Nobel Prize Honors Groundbreaking Immune System Discoveries
This year's Nobel Prize in medical science was awarded for transformative discoveries that clarify how the body's defense network targets dangerous infections while sparing the healthy tissues.
Three renowned scientists—from Japan Prof. Sakaguchi and American scientists Dr. Brunkow and Fred Ramsdell—share this accolade.
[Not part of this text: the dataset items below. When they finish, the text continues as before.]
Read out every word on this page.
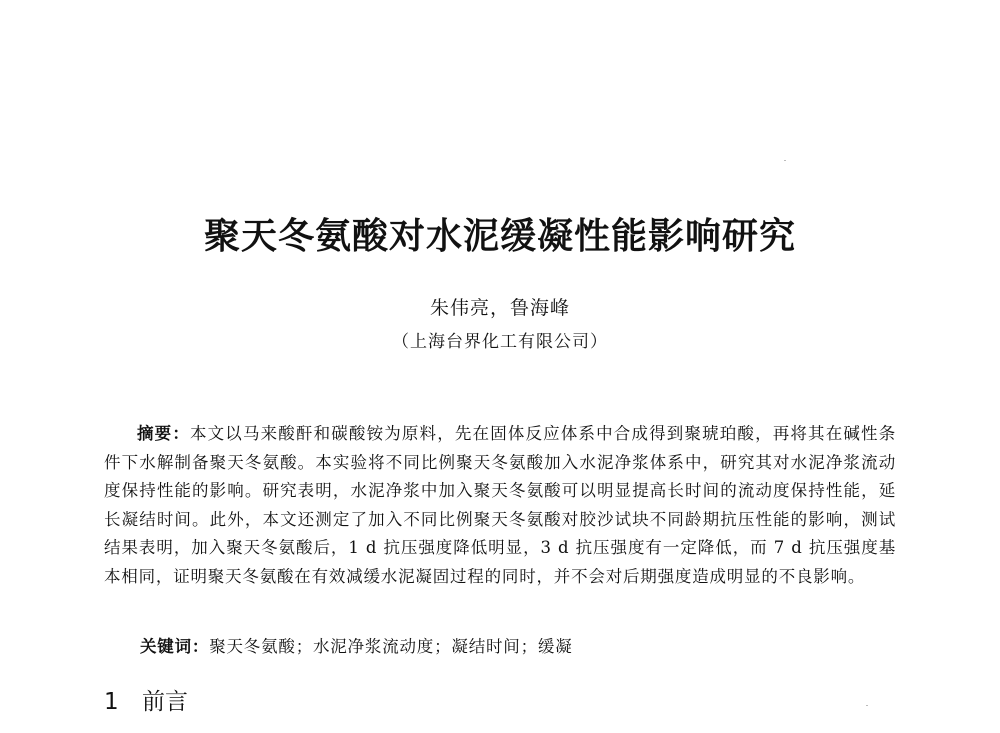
聚天冬氨酸对水泥缓凝性能影响研究
朱伟亮，鲁海峰
（上海台界化工有限公司）
摘要：本文以马来酸酐和碳酸铵为原料，先在固体反应体系中合成得到聚琥珀酸，再将其在碱性条件下水解制备聚天冬氨酸。本实验将不同比例聚天冬氨酸加入水泥净浆体系中，研究其对水泥净浆流动度保持性能的影响。研究表明，水泥净浆中加入聚天冬氨酸可以明显提高长时间的流动度保持性能，延长凝结时间。此外，本文还测定了加入不同比例聚天冬氨酸对胶沙试块不同龄期抗压性能的影响，测试结果表明，加入聚天冬氨酸后，1 d 抗压强度降低明显，3 d 抗压强度有一定降低，而 7 d 抗压强度基本相同，证明聚天冬氨酸在有效减缓水泥凝固过程的同时，并不会对后期强度造成明显的不良影响。
关键词：聚天冬氨酸；水泥净浆流动度；凝结时间；缓凝
1 前言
Their research identified unique "sentinels" within the immune system that remove malfunctioning immune cells capable of attacking the body.
The findings are now enabling innovative treatments for autoimmune diseases and malignancies.
The winners will share a prize fund valued at 11 million Swedish kronor.
Crucial Findings
"Their work has been essential for understanding how the body's defenses functions and the reason we don't all develop serious self-attack conditions," stated the head of the Nobel Committee.
This team's research explain a fundamental question: How does the immune system defend us from countless invaders while keeping our healthy cells intact?
Our body's protection system uses immune cells that scan for indicators of infection, even viruses and bacteria it has not met before.
These defenders utilize sensors—called receptors—that are produced by chance in countless variations.
That gives the immune system the capacity to fight a wide array of invaders, but the unpredictability of the mechanism unavoidably creates immune cells that may attack the host.
Security Guards of the Body
Researchers previously understood that a portion of these problematic white blood cells were destroyed in the immune organ—where immune cells mature.
The latest award honors the discovery of regulatory T-cells—known as the immune system's "security guards"—which patrol the body to disarm other defenders that attack the healthy cells.
We know that this mechanism malfunctions in autoimmune diseases such as type-1 diabetes, MS, and RA.
The Nobel panel added, "The findings have established a novel area of research and accelerated the creation of innovative treatments, for example for tumors and autoimmune diseases."
In malignancies, regulatory T-cells block the body from attacking the growth, so studies are focused on reducing their quantity.
For self-attack disorders, experiments are testing boosting regulatory T-cells so the organism is no longer under attack. A similar method could also be useful in reducing the risks of organ transplant failure.
Pioneering Studies
Professor Sakaguchi, from a Japanese institution, conducted experiments on mice that had their thymus removed, leading to autoimmune disease.
The researcher showed that injecting defense cells from healthy mice could prevent the illness—suggesting there was a system for preventing defenders from harming the body.
Mary Brunkow, affiliated with the a research center in a US city, and Fred Ramsdell, now at a biotech firm in San Francisco, were studying an genetic autoimmune disease in mice and humans that led to the identification of a gene critical for how T-regs function.
"The groundbreaking work has uncovered how the body's defenses is kept in check by regulatory T cells, stopping it from accidentally attacking the healthy cells," commented a leading physiology expert.
"This work is a striking example of how fundamental biological study can have broad implications for human health."